Who was he? That's something Shrewsbury's Richard Tisdale would dearly love to know.
Richard is writing a book about the newspaper correspondent who went behind the scenes of how people lived, what they thought about the politics of the day, and the workings of the courts.
There was even some investigative journalism into the sensational tale, which made national headlines, of a young servant girl from Weston Lullingfields called Emma Davies who appeared to be the focus of supernatural happenings, with the correspondent noting in passing that "the villages of Weston and Weston Lullingfield (sic) are, perhaps without exception, the quietest and dreariest it was ever my chance to pass through."
This correspondent originally began writing under the name One Of The Crowd but quickly changed that. Among his columns was a whole series devoted to how the poor lived in Shrewsbury. In another he told how he went up to the top of Lord Hill's Column, to find the statue already ravaged by time - and that was in 1884.

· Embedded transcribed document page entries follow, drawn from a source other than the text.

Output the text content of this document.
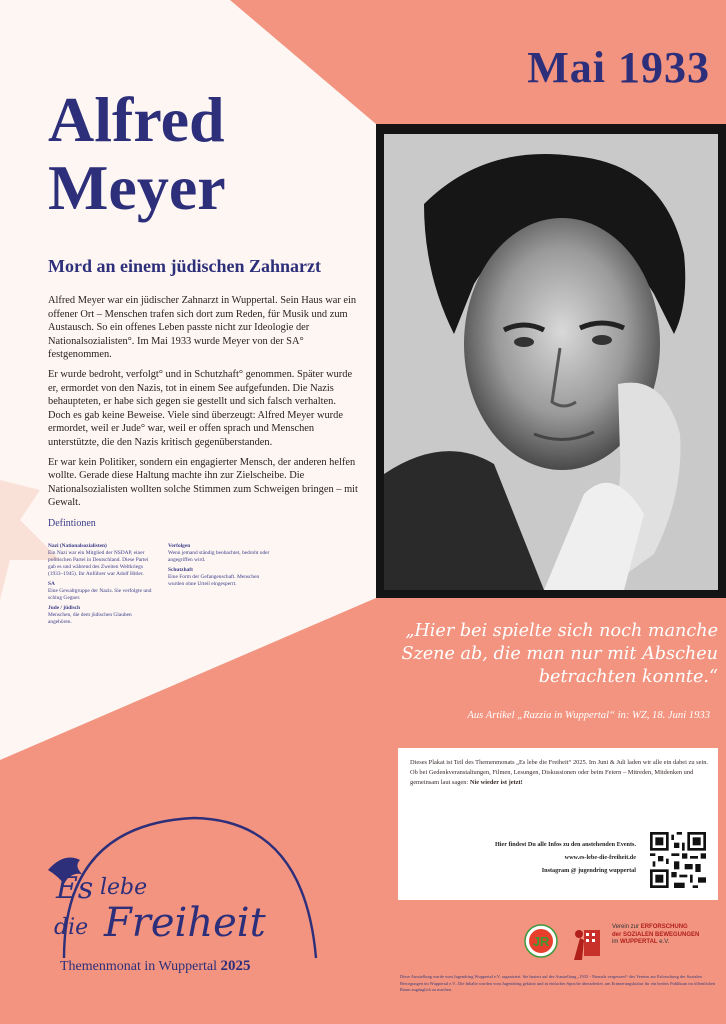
Mai 1933
Alfred Meyer
Mord an einem jüdischen Zahnarzt

Alfred Meyer war ein jüdischer Zahnarzt in Wuppertal. Sein Haus war ein offener Ort – Menschen trafen sich dort zum Reden, für Musik und zum Austausch. So ein offenes Leben passte nicht zur Ideologie der Nationalsozialisten°. Im Mai 1933 wurde Meyer von der SA° festgenommen.

Er wurde bedroht, verfolgt° und in Schutzhaft° genommen. Später wurde er, ermordet von den Nazis, tot in einem See aufgefunden. Die Nazis behaupteten, er habe sich gegen sie gestellt und sich falsch verhalten. Doch es gab keine Beweise. Viele sind überzeugt: Alfred Meyer wurde ermordet, weil er Jude° war, weil er offen sprach und Menschen unterstützte, die den Nazis kritisch gegenüberstanden.

Er war kein Politiker, sondern ein engagierter Mensch, der anderen helfen wollte. Gerade diese Haltung machte ihn zur Zielscheibe. Die Nationalsozialisten wollten solche Stimmen zum Schweigen bringen – mit Gewalt.

Defintionen
Nazi (Nationalsozialisten)
Ein Nazi war ein Mitglied der NSDAP, einer politischen Partei in Deutschland. Diese Partei gab es und während des Zweiten Weltkriegs (1933–1945). Ihr Anführer war Adolf Hitler.
SA
Eine Gewaltgruppe der Nazis. Sie verfolgte und schlug Gegner.
Jude / jüdisch
Menschen, die dem jüdischen Glauben angehören.
Verfolgen
Wenn jemand ständig beobachtet, bedroht oder angegriffen wird.
Schutzhaft
Eine Form der Gefangenschaft. Menschen wurden ohne Urteil eingesperrt.
„Hier bei spielte sich noch manche Szene ab, die man nur mit Abscheu betrachten konnte.“
Aus Artikel „Razzia in Wuppertal“ in: WZ, 18. Juni 1933
Dieses Plakat ist Teil des Themenmonats „Es lebe die Freiheit“ 2025. Im Juni & Juli laden wir alle ein dabei zu sein. Ob bei Gedenkveranstaltungen, Filmen, Lesungen, Diskussionen oder beim Feiern – Mitreden, Mitdenken und gemeinsam laut sagen: Nie wieder ist jetzt!
Hier findest Du alle Infos zu den anstehenden Events.
www.es-lebe-die-freiheit.de
Instagram @ jugendring wuppertal
JR
Verein zur ERFORSCHUNG
der SOZIALEN BEWEGUNGEN
im WUPPERTAL e.V.
Diese Ausstellung wurde vom Jugendring Wuppertal e.V. organisiert. Sie basiert auf der Ausstellung „1933 - Niemals vergessen!“ des Vereins zur Erforschung der Sozialen Bewegungen im Wuppertal e.V.. Die Inhalte wurden vom Jugendring gekürzt und in einfacher Sprache überarbeitet, um Erinnerungskultur für ein breites Publikum im öffentlichen Raum zugänglich zu machen.
Es lebe
die Freiheit
Themenmonat in Wuppertal 2025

His story has intrigued Richard, 35, who works for BBC Radio Shropshire as the breakfast show producer.
"I've just got a real passion for history - we have in the family. My dad Allan Tisdale has taken our roots back hundreds of years in the family history.
"I signed up to the British Newspaper Archive which has papers dating back to the 1700s and found lots of interesting and amazing stories which seemed a waste to let go. I started a blog about it and then I came across this columnist who worked for the Wellington Journal & Shrewsbury News.
"I have no idea who he was by name. He only referred to himself as One Of The People, but in the 1880s he wrote a weekly column about places he visited and the people he spoke to. It's beautifully written and sheds a fantastic light on the everyday goings-on in the lives of ordinary people.
"He visits a pub in Shrewsbury and talks to the drunken members of the militia about the politics of the day. He does a column on the family of deaf and dumb children living in Frankwell and being failed by the education system.
"He does one about spooky goings on at Weston Lullingfields - a story which made national news - so, as a sceptic, he goes to find the truth after the dust has settled.
"He visits the police courts and quarter sessions across Shropshire and describes the people, their crimes and how they're dealt with. And a fisherman complaining that there aren't as many fish in the river any more."
By reading the columns, Richard has got a sense of what sort of person One Of The People was.
"I would assume he is well educated, a liberal, certainly in the old sense. His writing is beautiful, so distinctive, and I think he believes in social justice.
"He was somebody who could talk and interact with anybody. He must have had the gift of the gab, being able to go in and talk to all walks of life.
"What happened to him I have no idea. I have found no other reference to him. I'm still searching. It would be amazing to know who he was."
Richard's book, on which he is still working, will naturally be called One Of The People, and will include some of the best columns from around the county and put them in historical context.
"I have a publisher, The History Press, interested it already. Ideally I would love to have it ready for Christmas, but I think it's going to be just past that."